Crete is Greece’s largest island. Terrain and elevations range from sandy beaches to mountains. Mt. Ida is the tallest of the White Mountain range, and the legendary birthplace of Zeus in Ideon Cave. The island’s capital, Heraklion is famous for the thousands of years old Minoan Palace of Knossos just outside the city. The city also has a 16th century fort guarding the port, and a museum with a large collection of Minoan art. Winters on Crete are generally mild with snow staying mainly in the mountains. Currency in Greece is the Euro, which is fairly close in value to the US dollar.
Crete’s history extends back to the stone age with tools found there dating back at least 130,000 years. The Minoan civilization dates back to the bronze age when they built palaces and other buildings on Crete. They are considered the first European civilization. They had a powerful navy and ships sailing around the Mediteranean with merchants trading as far away as Egypt. Their civilization was destroyed by a powerful eruption of Thera (now Santorini), which was one of the largest volcanic eruptions in recorded history. The Minoan ruins are now one of Crete’s major tourist attractions. Following the volcanic destruction, Crete’s inhabitants developed ancient Greek influenced city-states followed by becoming part of a succession of empires from Roman to Byzantine, to Ottoman and were under the rule of the Venetian Republic in between the Byzantines and Ottomans. Following that Crete was autonomous before becoming a part of Greece.
HERAKLION CRUISE PORT
Ships dock in the port of Heraklion (Iraklion) in a container port so passengers are not allowed to walk through the port after disembarking the ship. Those with cruise ship tours board their tour bus by the ship. The rest take a 5-minute free shuttle to the cruise terminal. People have to pass through the terminal before going anywhere else. Free city maps are available at the tourist office there. It has a duty free shop on the port side where people can purchase things after the security screening on their way back. There’s also a small shop on the other side of security near the exit door. Inside the building there are places to sit and use the free wifi provided there. The terminal building has restrooms and storage lockers. It’s about a 15 minute walk from the cruise terminal to old town. There are tourist attractions within a 20 minute walk from the port. Street signs are in Greek.

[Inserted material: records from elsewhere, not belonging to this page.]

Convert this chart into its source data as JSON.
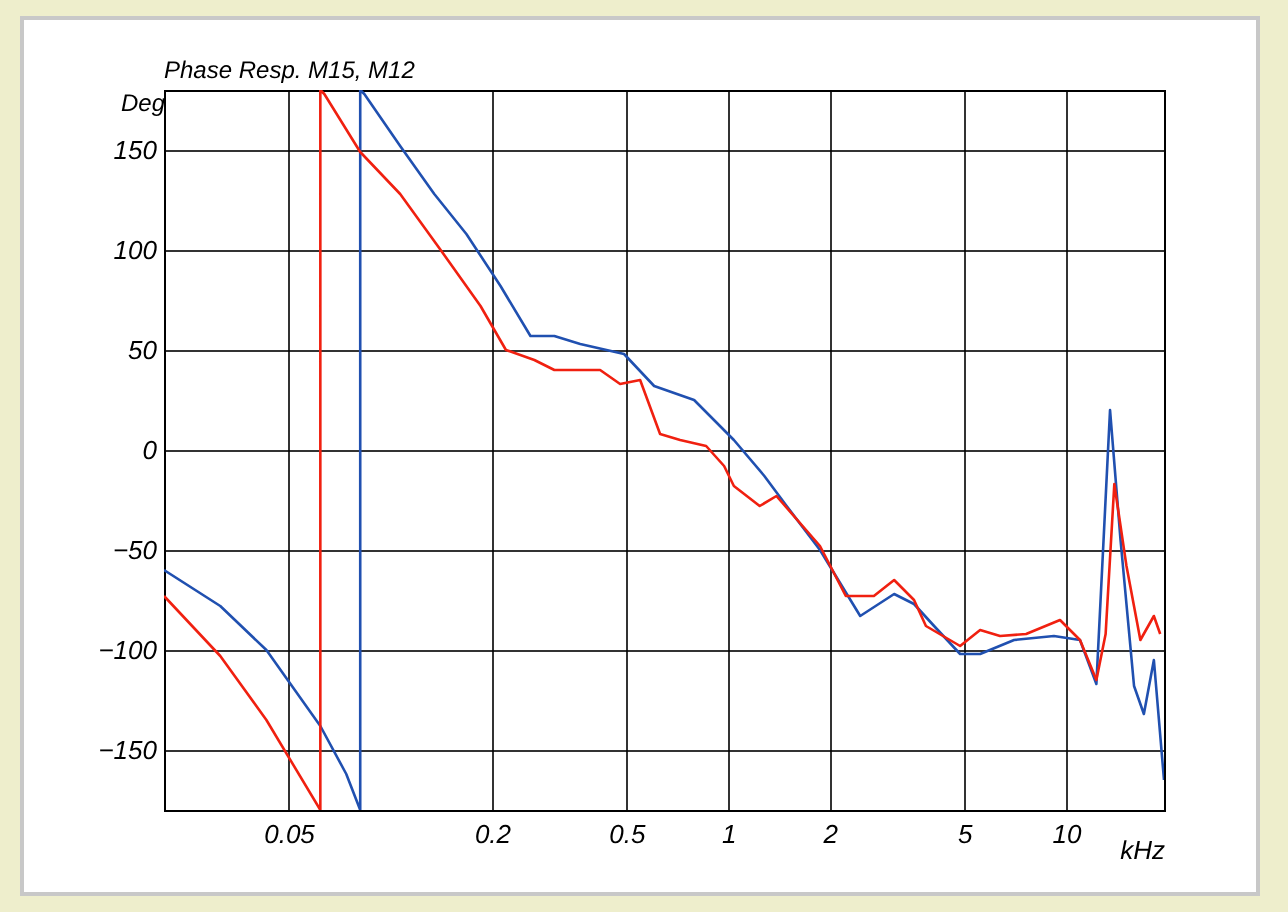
{
  "chart_data": {
    "type": "line",
    "title": "Phase Resp. M15, M12",
    "xlabel": "kHz",
    "ylabel": "Deg",
    "log": "x",
    "grid": true,
    "line_style": "solid",
    "marker": "none",
    "xlim": [
      0.0214,
      19.5
    ],
    "ylim": [
      -180,
      180
    ],
    "xticks": [
      0.05,
      0.2,
      0.5,
      1,
      2,
      5,
      10
    ],
    "yticks": [
      -150,
      -100,
      -50,
      0,
      50,
      100,
      150
    ],
    "series": [
      {
        "color": "#2050b0",
        "x": [
          0.0214,
          0.0314,
          0.043,
          0.0621,
          0.0741,
          0.0815,
          0.0815,
          0.0838,
          0.107,
          0.135,
          0.168,
          0.212,
          0.26,
          0.306,
          0.365,
          0.492,
          0.604,
          0.793,
          1.04,
          1.28,
          1.49,
          1.87,
          2.46,
          3.1,
          3.55,
          4.07,
          4.86,
          5.57,
          7.02,
          9.21,
          11.0,
          12.3,
          13.5,
          14.5,
          15.9,
          17.0,
          18.2,
          19.5
        ],
        "values": [
          -60,
          -78,
          -100,
          -138,
          -162,
          -180,
          180,
          178,
          152,
          128,
          108,
          82,
          57,
          57,
          53,
          48,
          32,
          25,
          5,
          -13,
          -28,
          -50,
          -83,
          -72,
          -77,
          -88,
          -102,
          -102,
          -95,
          -93,
          -95,
          -117,
          20,
          -45,
          -118,
          -132,
          -105,
          -165
        ]
      },
      {
        "color": "#f02010",
        "x": [
          0.0214,
          0.0314,
          0.043,
          0.0621,
          0.0621,
          0.0638,
          0.0815,
          0.107,
          0.141,
          0.185,
          0.22,
          0.267,
          0.306,
          0.418,
          0.479,
          0.549,
          0.629,
          0.721,
          0.861,
          0.973,
          1.04,
          1.24,
          1.39,
          1.87,
          2.23,
          2.7,
          3.1,
          3.55,
          3.85,
          4.86,
          5.57,
          6.38,
          7.62,
          9.6,
          11.0,
          12.3,
          13.1,
          13.9,
          15.1,
          16.6,
          18.2,
          19.0
        ],
        "values": [
          -73,
          -103,
          -135,
          -180,
          180,
          178,
          149,
          128,
          100,
          72,
          50,
          45,
          40,
          40,
          33,
          35,
          8,
          5,
          2,
          -8,
          -18,
          -28,
          -23,
          -48,
          -73,
          -73,
          -65,
          -75,
          -88,
          -98,
          -90,
          -93,
          -92,
          -85,
          -95,
          -115,
          -92,
          -17,
          -58,
          -95,
          -83,
          -92
        ]
      }
    ]
  }
}
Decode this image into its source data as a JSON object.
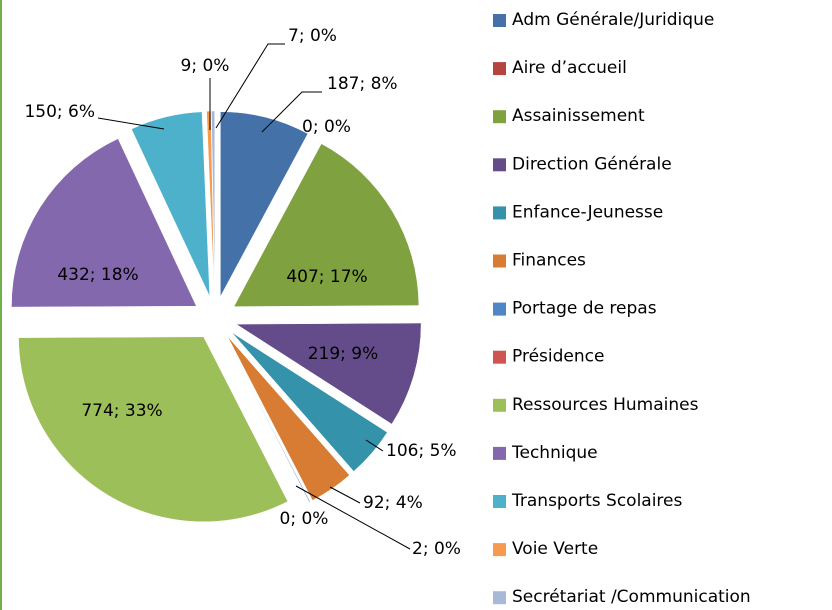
{
  "chart_data": {
    "type": "pie",
    "categories": [
      "Adm Générale/Juridique",
      "Aire d’accueil",
      "Assainissement",
      "Direction Générale",
      "Enfance-Jeunesse",
      "Finances",
      "Portage de repas",
      "Présidence",
      "Ressources Humaines",
      "Technique",
      "Transports Scolaires",
      "Voie Verte",
      "Secrétariat /Communication"
    ],
    "values": [
      187,
      0,
      407,
      219,
      106,
      92,
      2,
      0,
      774,
      432,
      150,
      9,
      7
    ],
    "value_labels": [
      "187; 8%",
      "0; 0%",
      "407; 17%",
      "219; 9%",
      "106; 5%",
      "92; 4%",
      "2; 0%",
      "0; 0%",
      "774; 33%",
      "432; 18%",
      "150; 6%",
      "9; 0%",
      "7; 0%"
    ],
    "colors": [
      "#4472a8",
      "#b5443f",
      "#7fa140",
      "#644c8a",
      "#3592ab",
      "#d87b33",
      "#4f86c6",
      "#d05552",
      "#9dbf5a",
      "#8468ad",
      "#4eb1cc",
      "#f59a4e",
      "#a8b9d8"
    ],
    "legend": "right"
  }
}
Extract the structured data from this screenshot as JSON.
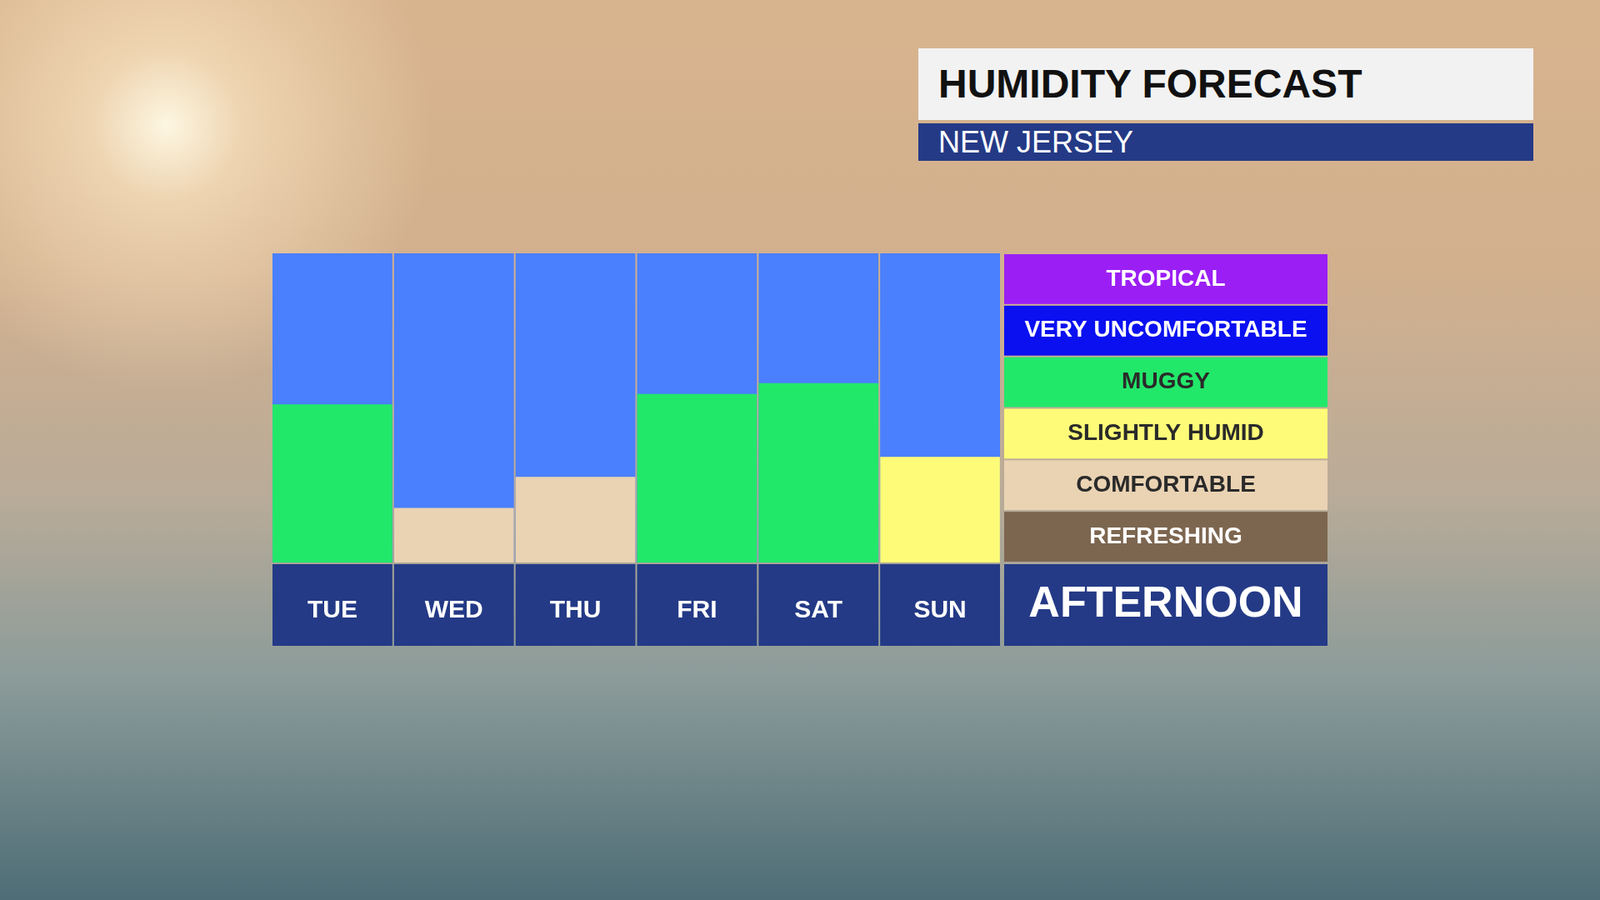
{
  "chart_data": {
    "type": "bar",
    "title": "HUMIDITY FORECAST",
    "subtitle": "NEW JERSEY",
    "x_label": "AFTERNOON",
    "categories": [
      "TUE",
      "WED",
      "THU",
      "FRI",
      "SAT",
      "SUN"
    ],
    "values": [
      3.07,
      1.06,
      1.66,
      3.27,
      3.48,
      2.05
    ],
    "colors": [
      "#22e86a",
      "#ead3b3",
      "#ead3b3",
      "#22e86a",
      "#22e86a",
      "#fdfb78"
    ],
    "ylim": [
      0,
      6
    ],
    "yticks": [
      {
        "value": 0.5,
        "label": "REFRESHING",
        "color": "#7d6650"
      },
      {
        "value": 1.5,
        "label": "COMFORTABLE",
        "color": "#ead3b3"
      },
      {
        "value": 2.5,
        "label": "SLIGHTLY HUMID",
        "color": "#fdfb78"
      },
      {
        "value": 3.5,
        "label": "MUGGY",
        "color": "#22e86a"
      },
      {
        "value": 4.5,
        "label": "VERY UNCOMFORTABLE",
        "color": "#0a10f0"
      },
      {
        "value": 5.5,
        "label": "TROPICAL",
        "color": "#9b1ff5"
      }
    ],
    "grid": false
  }
}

Once out of the terminal passengers can walk a short distance to a hop-on hop-off bus stand where tickets are available at a small booth and busses await. Just past the hop-on hop-off busses there’s a stop for the city bus which people can catch if they have a specific destination in mind. There’s also a walkway marked with a yellow line leading anyone who wants to travel by foot to the city center.
The footpath follows along the waterfront past a marina. It ends at a city map with a you are here dot. From there you can tour the Koules Fortress – originally a Venetian sea fort -just a short distance away for a minimal entry fee, or walk into the city or on the seawall.
Besides boats the marina also had cats. We saw a mother and some half grown kittens sleeping near some fishing boats. There were other cats around the marina as well as in town. Greece has lots of stray animals. Some places have dogs as well as cats.
Along the way you can see part of the old Venetian walls across the street, and a couple of its tunnel-like gates. These walls were built during the time Crete was under the control of the Venetian Republic. Beyond the marked walkway on the roadway next to the sea we saw some small ruins.
The town has a maze of streets and pathways winding their way through shops and eateries. There’s lots of little bakeries, coffee shops, and restaurants. Anyone looking to eat local has many opportuities to find something tasty.
The city center area has stores of all sorts where people can shop for pretty much anything if they look for the right store. It’s not just souvenir shops for tourists, they have pretty much everything anyone could want and things the locals need as well.
There’s also a little park. Somewhere in town there’s a fountain that shows on all the tourist maps, but we didn’t pass by it.
We walked past one colorful little shop that just begged to have its picture taken.
THINGS TO DO IN HERKLION/CRETE
Koules Fortress, an old Venetian sea fort is within walking distance of the port and can be toured for a small fee. The fortress sits at the land end of a seawall. It’s free to walk past the fort and out to the lighthouse at the far end of the seawall.
You can get to the the area’s main attraction – the ruins of the Minoan Palace of Knossos by public bus, hop on hop off bus, or taxi. It’s about 20 minutes by bus from the port. Taxis and the hop on hop off bus pick up at the cruise terminal. The public bus stop is not far. Hop on hop off busses run about every 45 minutes. There’s 9 stops and the whole route would take about 45 minutes if you never got off the bus. Knossos is the second to last stop when starting from the port.
Herkalion has beaches, museums, a mix of old and new architecture, Phaestos Minoan Palace, Cretaquarium (aquarium), a market, local cuisine, and boat trips. There are also caves and other villages in the region. If you walk around a bit you might come across old buildings or random ruins that aren’t listed on the tourist maps.